„Von der Hofburg ins Nachtasyl“ - Jiří Chmel über seine Exilzeit in Wien
Jedes Jahr ehrt der tschechische Außenminister Menschen aus dem Ausland, die sich um den guten Namen der Tschechischen Republik verdient gemacht haben. Viele derer, die den so genannten „Gratias Agit“ erhalten, sind emigrierte Tschechen oder Exil-Tschechen. So auch Jiří Chmel. Er hatte die Charta 77 unterschrieben, die Petition gegen die Menschenrechtsverletzungen des kommunistischen Regimes. Deswegen wurde er aus dem Land getrieben. In Wien gründete er dann den Kultclub „Nachtasyl“, einen Treffpunkt des tschechoslowakischen Exils in der österreichischen Hauptstadt. Im Mai nun wurde er von Außenminister Karel Schwarzenberg mit dem Gratias Agit bedacht, Chmel und der Minister sind im Übrigen befreundet.

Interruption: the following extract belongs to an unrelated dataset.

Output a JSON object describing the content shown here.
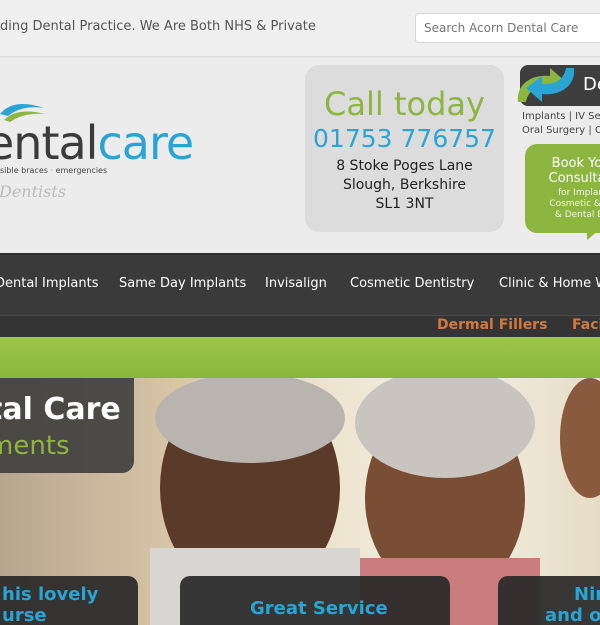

„Nach 1968 habe ich längere Zeit im so genannten tschechischen Underground gelebt. Und der hat sich im Jahr 1977 mit der Charta zusammengetan. Damals habe ich auch die Charta 77 unterschrieben. Später wurde ich verhaftet und zu 18 Monaten verurteilt. Und im Jahr 1982 bin ich in Österreich gelandet – auf Einladung von Bundeskanzler Kreisky.“
Das Ganze lief, soweit ich informiert bin, im Rahmen der Aktion „Asanace“ ab. Einfach so ausreisen war auch nicht möglich, hat man Druck auf Sie ausgeübt?

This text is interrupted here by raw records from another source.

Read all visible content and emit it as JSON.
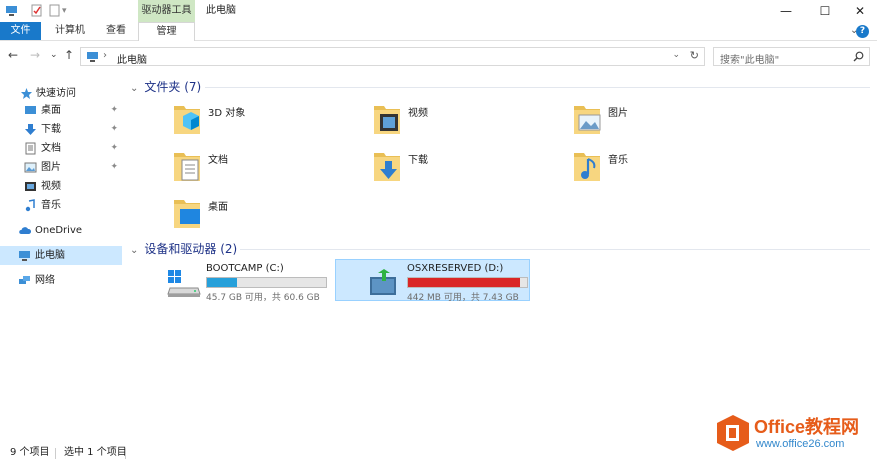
{
  "window": {
    "title": "此电脑",
    "context_tab": "驱动器工具",
    "minimize": "—",
    "maximize": "☐",
    "close": "✕"
  },
  "ribbon": {
    "tabs": [
      "文件",
      "计算机",
      "查看",
      "管理"
    ],
    "expand": "⌄",
    "help": "?"
  },
  "address": {
    "path_root": "›",
    "path": "此电脑",
    "search_placeholder": "搜索\"此电脑\""
  },
  "sidebar": {
    "quick_access": "快速访问",
    "items": [
      {
        "label": "桌面",
        "pinned": true,
        "icon": "desktop-icon"
      },
      {
        "label": "下载",
        "pinned": true,
        "icon": "download-icon"
      },
      {
        "label": "文档",
        "pinned": true,
        "icon": "document-icon"
      },
      {
        "label": "图片",
        "pinned": true,
        "icon": "picture-icon"
      },
      {
        "label": "视频",
        "pinned": false,
        "icon": "video-icon"
      },
      {
        "label": "音乐",
        "pinned": false,
        "icon": "music-icon"
      }
    ],
    "onedrive": "OneDrive",
    "this_pc": "此电脑",
    "network": "网络",
    "pin_glyph": "📌"
  },
  "main": {
    "folders_group": "文件夹 (7)",
    "folders": [
      "3D 对象",
      "视频",
      "图片",
      "文档",
      "下载",
      "音乐",
      "桌面"
    ],
    "drives_group": "设备和驱动器 (2)",
    "drives": [
      {
        "name": "BOOTCAMP (C:)",
        "info": "45.7 GB 可用，共 60.6 GB",
        "used_fraction": 0.25,
        "color": "#26a0da"
      },
      {
        "name": "OSXRESERVED (D:)",
        "info": "442 MB 可用，共 7.43 GB",
        "used_fraction": 0.94,
        "color": "#da2626"
      }
    ]
  },
  "status": {
    "count": "9 个项目",
    "selection": "选中 1 个项目"
  },
  "watermark": {
    "line1": "Office教程网",
    "line2": "www.office26.com"
  },
  "colors": {
    "accent": "#1979ca",
    "selection": "#cce8ff",
    "folder": "#f3d271"
  }
}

„Ja richtig, als ich aus dem Gefängnis gekommen bin, lief gerade die Aktion ‚Asanace’. Der Druck war wirklich extrem groß, weil man uns mit höheren Strafen gedroht hat. Man hat uns gequält und psychischen Druck ausgeübt - viele unschöne Sachen waren das. Sie haben es dann geschafft, uns ins Ausland zu verfrachten.“
Sie sind in Wien angekommen, ist das richtig?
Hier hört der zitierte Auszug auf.